Climate Change

America’s first ‘climate refugees’ and a vanishing island

The island, which had over 22,000 acres of land in 1955, has lost about 98 per cent of it due to sea level rise, saltwater intrusion and subsidence

 
By DTE Staff
Published: Thursday 30 June 2016

While the loss of marshland and trees exposed the residents to hurricanes, frequent flooding has made farming impossible Credit: June Marie / FlickerThe land around Louisiana’s Isle de Jean Charles is rapidly disappearing. This narrow ridge of land situated in Terrebonne Parish is home to about 60 members of the Biloxi-Chitimacha-Choctaw Indian tribe; at least till the time the rising sea level doesn’t flood their land and force them to leave their homes. The residents know that they are losing the battle against climate change.

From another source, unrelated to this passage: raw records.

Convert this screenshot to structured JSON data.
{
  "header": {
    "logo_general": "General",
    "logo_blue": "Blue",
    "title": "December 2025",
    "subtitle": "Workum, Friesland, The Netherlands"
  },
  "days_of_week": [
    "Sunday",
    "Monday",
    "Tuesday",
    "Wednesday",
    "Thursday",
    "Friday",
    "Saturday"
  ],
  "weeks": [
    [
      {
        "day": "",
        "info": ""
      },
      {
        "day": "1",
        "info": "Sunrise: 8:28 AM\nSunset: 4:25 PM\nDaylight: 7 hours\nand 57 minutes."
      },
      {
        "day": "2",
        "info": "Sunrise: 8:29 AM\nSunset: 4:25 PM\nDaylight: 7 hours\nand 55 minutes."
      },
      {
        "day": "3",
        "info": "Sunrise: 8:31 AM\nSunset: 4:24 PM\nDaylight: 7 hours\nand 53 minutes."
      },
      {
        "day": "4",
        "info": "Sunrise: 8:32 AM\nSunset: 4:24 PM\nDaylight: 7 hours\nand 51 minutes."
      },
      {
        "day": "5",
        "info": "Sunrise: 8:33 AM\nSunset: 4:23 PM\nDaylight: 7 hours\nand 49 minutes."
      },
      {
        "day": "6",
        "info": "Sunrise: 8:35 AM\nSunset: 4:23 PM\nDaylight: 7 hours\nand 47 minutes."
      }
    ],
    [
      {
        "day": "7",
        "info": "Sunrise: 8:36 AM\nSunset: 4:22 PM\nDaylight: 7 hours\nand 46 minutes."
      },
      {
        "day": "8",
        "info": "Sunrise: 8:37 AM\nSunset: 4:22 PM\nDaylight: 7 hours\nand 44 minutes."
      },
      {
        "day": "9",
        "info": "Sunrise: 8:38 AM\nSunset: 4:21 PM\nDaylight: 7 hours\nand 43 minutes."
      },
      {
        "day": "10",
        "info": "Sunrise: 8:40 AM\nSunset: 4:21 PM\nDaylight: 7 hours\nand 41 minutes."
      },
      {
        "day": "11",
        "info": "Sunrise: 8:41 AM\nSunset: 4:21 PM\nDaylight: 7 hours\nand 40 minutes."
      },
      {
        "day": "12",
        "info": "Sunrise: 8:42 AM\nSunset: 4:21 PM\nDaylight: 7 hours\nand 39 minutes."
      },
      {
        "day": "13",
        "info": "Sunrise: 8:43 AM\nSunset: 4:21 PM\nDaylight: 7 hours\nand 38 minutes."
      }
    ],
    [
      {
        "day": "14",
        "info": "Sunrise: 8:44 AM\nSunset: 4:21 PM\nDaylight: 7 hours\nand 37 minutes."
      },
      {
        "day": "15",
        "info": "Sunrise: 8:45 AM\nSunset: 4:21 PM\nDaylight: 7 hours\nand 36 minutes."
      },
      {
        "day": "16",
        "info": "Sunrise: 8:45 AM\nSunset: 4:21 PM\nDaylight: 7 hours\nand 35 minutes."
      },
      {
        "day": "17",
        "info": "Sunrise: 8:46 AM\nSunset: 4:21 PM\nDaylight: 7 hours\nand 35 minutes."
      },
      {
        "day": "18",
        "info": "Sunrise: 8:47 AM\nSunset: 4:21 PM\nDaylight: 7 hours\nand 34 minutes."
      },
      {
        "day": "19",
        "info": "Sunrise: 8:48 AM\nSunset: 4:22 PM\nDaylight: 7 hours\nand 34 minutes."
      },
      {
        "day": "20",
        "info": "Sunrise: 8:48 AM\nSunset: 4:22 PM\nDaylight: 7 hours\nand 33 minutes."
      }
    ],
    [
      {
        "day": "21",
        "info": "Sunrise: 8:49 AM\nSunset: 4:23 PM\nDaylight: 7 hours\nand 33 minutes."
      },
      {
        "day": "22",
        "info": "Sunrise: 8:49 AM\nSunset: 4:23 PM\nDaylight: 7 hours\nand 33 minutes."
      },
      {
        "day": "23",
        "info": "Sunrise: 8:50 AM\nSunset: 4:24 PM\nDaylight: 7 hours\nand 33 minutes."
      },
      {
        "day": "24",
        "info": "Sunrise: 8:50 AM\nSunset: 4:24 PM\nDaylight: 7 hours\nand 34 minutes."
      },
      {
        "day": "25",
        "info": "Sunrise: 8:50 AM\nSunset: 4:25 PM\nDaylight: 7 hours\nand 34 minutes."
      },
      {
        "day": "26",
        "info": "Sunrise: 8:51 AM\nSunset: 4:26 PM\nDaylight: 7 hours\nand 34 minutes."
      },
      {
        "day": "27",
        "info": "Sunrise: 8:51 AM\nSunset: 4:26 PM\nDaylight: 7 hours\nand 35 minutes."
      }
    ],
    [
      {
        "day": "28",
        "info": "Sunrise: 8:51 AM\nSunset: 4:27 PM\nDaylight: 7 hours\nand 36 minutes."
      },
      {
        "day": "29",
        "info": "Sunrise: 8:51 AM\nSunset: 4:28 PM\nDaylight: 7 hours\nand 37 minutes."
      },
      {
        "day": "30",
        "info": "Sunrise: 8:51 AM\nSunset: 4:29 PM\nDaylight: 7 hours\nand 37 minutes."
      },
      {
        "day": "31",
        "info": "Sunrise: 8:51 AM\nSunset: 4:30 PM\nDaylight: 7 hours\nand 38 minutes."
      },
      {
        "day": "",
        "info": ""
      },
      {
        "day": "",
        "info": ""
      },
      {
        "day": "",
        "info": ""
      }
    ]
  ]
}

Louisiana, the southeastern US state, is losing 75 sq km of coastal terrain every year, and the residents of this island have earned the moniker, first climate refugees in the US.  Other Gulf Coast states such as Texas and Florida are also surrendering land to the water.

Isle de Jean Charles

This island in southern Louisiana is linked to the mainland by a long road. For over 170 years, it has been home to the state-recognised tribe. These people feel most threatened because of Louisiana's coastal erosion. The island, which had over 22,000 acres of land in 1955, has lost about 98 per cent of it due to sea level rise, saltwater intrusion and subsidence.

In January 2016, the residents of Isle de Jean Charles became the first American community to be awarded federal funding—$48 million—to ensure tribe's resettlement to safer ground. There were plans to move the tribe to northern Terrebonne Parish. However, the details of the rehabilitation plan are yet to be chalked out.

The story of a vanishing island

Home to the mostly French-speaking Native American community, this island was once as big as Manhattan. Today, it's about one-third of Central Park. While rising sea level is blamed for the island’s disappearance, the real catalyst to this disaster is the government of Louisiana. Aggressive building of dams and levees in the Mississippi River proved detrimental. Over 150 years of engineering the river deprived the delta of the sediments that the island was made of.

Oil drilling and logging have contributed to the erosion of the wetlands. Fast-paced development projects to build gas canals and pipelines made the marshland more vulnerable. The canals dredged by the oil industry let salt water into the marsh. Salt water intrusion killed the plants at their roots, leaving the ground loose enough to erode.

The 11-mile-long and five-mile-wide island of the 1950s has been reduced to two miles long and a quarter-mile wide. The two-lane road connecting the island to mainland often floods during storms, hence isolating the island for days, weeks, months and sometimes years.

While the loss of vast tracts of marshland and trees exposed the residents of island to hurricanes, frequent flooding has made farming impossible. Building and rebuilding homes has almost become an annual ritual since homes get flooded during hurricanes. Today, only 25 families remain on the island.

Government apathy and helplessness of locals

Since 1998, Terrebonne Parish has been hit by a natural disaster every two to three years. This has triggered major population shifts. The island also has its own disadvantage. It is located too far from sediment sources in the Mississippi River and Atchafalaya basin to use them for rebuilding its land.

Locals are of the opinion that they have just become a number for the state government. They have been nurturing this feeling since 2002 when the Army Corps of Engineers decided to exclude the island from the master plan of developing a 72-mile-long Morganza to Gulf Hurricane Protection System due to cost constraints. But not everything is of government’s doing, it’s the question of livelihood that kept locals engaged to an industry that has been causing them the most harm.

Although dredging canals by oil companies is being blamed for the gradual disappearance of marshlands, the Isle de Jean Charles residents know how much they depend on oil industry. It is the sole provider of employment to locals—either directly or through shipbuilding and service industries. Chris Brunet, a resident of the island, said, “You can blame them, but not in total because we do depend on them. We are oil and gas.”